W7: DISCRETE CHOICE EXPERIMENTS IN HEALTH POLICY AND DECISION MAKING
DISCUSSION LEADERS: Mandy Ryan MSc, PhD, Professor of Health
Economics, Health Economics Research Unit, Aberdeen University,
University Medical Building, Aberdeen, UK; Mark Sculpher PhD,
Professor of Health Economics, Centre for Health Economics, University of
York, Heslington, York, UK; Lorenzo G Mantovani EconD, MSc, DSc,
Head of Research, Center of Pharmacoeconomics, University of Milan,
Milan, Italy
Workshop Purpose:
The aim of this workshop is to illustrate
discrete choice experiments (DCE) as a technique for evaluating health
care technologies from a patient's perspective, and to understand the
rationale and implications of using this method in health care
decision-making
processes.
Workshop Description: DCE are an attribute-based measure of benefit
that are based on two assumptions: firstly, health care interventions,
services or policies can be described by their characteristics or
attributes and, secondly, an individual's valuation depends on the
levels of these
characteristics. DCE were introduced into health economics as a
technique to go beyond the traditional quality-adjusted life-year (QALY)
paradigm.
Users were concerned with many aspects of health care beyond health
outcomes. Such factors included waiting time, location of treatment,
type of care (for example surgical or medical), and staff providing care
(consultant or specialist nurse) and were referred to as process
attributes.

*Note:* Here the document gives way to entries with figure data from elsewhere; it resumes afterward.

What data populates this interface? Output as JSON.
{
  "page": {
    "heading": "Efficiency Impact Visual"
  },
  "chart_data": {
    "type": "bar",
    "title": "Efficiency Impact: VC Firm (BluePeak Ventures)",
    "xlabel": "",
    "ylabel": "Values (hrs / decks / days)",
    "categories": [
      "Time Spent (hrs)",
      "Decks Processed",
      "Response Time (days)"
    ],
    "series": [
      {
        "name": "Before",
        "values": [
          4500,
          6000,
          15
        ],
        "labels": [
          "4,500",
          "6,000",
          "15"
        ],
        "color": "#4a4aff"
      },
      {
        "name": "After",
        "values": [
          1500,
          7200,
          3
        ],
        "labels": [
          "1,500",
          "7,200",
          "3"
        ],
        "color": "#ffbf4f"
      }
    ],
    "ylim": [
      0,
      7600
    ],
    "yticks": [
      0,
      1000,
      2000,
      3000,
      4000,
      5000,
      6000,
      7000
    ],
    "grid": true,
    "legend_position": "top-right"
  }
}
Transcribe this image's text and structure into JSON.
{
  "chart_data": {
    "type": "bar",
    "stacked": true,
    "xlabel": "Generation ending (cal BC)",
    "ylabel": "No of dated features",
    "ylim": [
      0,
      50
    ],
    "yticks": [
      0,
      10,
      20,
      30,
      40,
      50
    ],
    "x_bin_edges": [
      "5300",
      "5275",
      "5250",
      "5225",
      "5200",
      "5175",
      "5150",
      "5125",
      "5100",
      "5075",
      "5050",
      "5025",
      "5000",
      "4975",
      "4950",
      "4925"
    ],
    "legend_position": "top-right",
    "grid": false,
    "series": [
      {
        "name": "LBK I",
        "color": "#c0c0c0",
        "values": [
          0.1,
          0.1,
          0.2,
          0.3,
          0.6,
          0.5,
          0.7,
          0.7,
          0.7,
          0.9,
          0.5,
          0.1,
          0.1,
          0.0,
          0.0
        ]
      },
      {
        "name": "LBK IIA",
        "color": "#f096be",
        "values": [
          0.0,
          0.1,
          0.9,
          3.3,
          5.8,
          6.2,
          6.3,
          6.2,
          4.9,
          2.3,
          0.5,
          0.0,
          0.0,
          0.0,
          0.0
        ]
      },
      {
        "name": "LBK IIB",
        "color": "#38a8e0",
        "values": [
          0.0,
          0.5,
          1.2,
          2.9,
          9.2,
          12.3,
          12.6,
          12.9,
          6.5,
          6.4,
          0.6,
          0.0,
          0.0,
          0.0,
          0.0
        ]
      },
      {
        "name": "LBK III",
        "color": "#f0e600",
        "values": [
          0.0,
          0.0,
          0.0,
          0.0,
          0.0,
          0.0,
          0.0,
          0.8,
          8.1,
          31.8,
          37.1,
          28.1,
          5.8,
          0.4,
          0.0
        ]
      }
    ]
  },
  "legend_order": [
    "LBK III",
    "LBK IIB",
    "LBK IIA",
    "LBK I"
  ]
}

Discrete choice experiments allow investigation of the
trade-offs between such process and health outcomes attributes. In this
workshop
some recent experiences of the use of this technique will be presented
and its strengths and limits will be discussed. Participants will be
asked to complete and comment on a DCE questionnaire. The key point for
the discussion will be the implications of patient-centred care for
decision-making agencies such as the National Institute for Health and
Clinical Excellence (NICE) in the UK.